Man kann diese Koalition aber nicht kleiner machen, als es Grünen-Chef Omid Nouripour getan hat. Dass die Union ihre Oppositionszeit als nötigen Übergang zwischen 16 Jahren Kanzlerin Angela Merkel und einem neuen Anlauf zur Macht rechtfertigt, ist noch nachvollziehbar.

Dass aber eine Regierungspartei nur noch von einer „Übergangkoalition nach der Ära Merkel“ spricht, ist kaum zu unterbieten. Was heißt das? Die Ampel hält die Stellung, bis sich die Union berappelt hat? Wie lange dauert so ein Übergang?
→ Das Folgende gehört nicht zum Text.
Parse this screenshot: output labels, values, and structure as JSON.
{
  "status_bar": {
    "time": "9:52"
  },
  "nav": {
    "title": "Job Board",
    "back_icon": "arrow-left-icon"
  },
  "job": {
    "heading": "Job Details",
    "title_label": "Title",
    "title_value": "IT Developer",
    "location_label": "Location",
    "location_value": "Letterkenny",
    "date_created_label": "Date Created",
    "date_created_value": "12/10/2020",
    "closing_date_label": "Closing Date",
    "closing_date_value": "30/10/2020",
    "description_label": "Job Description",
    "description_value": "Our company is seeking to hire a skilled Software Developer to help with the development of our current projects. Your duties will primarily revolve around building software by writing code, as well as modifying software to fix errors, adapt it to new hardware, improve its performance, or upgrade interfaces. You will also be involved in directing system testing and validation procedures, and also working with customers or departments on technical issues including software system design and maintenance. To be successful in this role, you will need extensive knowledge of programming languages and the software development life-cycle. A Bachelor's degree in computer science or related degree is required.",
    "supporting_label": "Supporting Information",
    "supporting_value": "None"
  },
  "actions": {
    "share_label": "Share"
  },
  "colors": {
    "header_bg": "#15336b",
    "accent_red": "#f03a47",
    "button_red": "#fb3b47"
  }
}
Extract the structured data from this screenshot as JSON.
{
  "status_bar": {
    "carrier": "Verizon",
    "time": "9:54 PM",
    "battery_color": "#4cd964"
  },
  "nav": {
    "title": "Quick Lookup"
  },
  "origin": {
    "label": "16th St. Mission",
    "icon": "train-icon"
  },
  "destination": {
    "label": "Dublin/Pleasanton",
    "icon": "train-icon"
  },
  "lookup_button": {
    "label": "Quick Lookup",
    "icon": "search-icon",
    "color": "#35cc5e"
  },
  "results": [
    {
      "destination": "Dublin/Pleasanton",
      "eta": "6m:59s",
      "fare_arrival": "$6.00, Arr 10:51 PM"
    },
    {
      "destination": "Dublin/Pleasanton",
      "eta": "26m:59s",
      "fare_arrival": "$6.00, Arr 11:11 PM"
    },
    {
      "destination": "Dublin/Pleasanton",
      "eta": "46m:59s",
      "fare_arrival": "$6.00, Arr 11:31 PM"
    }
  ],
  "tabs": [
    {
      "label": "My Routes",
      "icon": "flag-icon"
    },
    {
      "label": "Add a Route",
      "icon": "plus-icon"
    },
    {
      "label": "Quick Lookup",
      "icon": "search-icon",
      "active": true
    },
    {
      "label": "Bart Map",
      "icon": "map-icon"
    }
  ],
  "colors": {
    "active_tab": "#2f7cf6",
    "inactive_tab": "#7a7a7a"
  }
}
Die volle Legislaturperiode oder nur noch bis September, wenn die Ampelparteien in Sachsen, Thüringen und Brandenburg bei den Landtagwahlen die Quittung bekommen?

Von dieser Ampel ist bis zum regulären Wahltermin im Herbst 2025 nichts mehr zu erwarten. Ein vorzeitiger Bruch wäre gut und höchstens das berühmte Ende mit Schrecken. Doch das Erstarken von BSW und AfD ist der Schrecken ohne Ende. Und daran versündigt sich die Ampel gerade in Eintracht.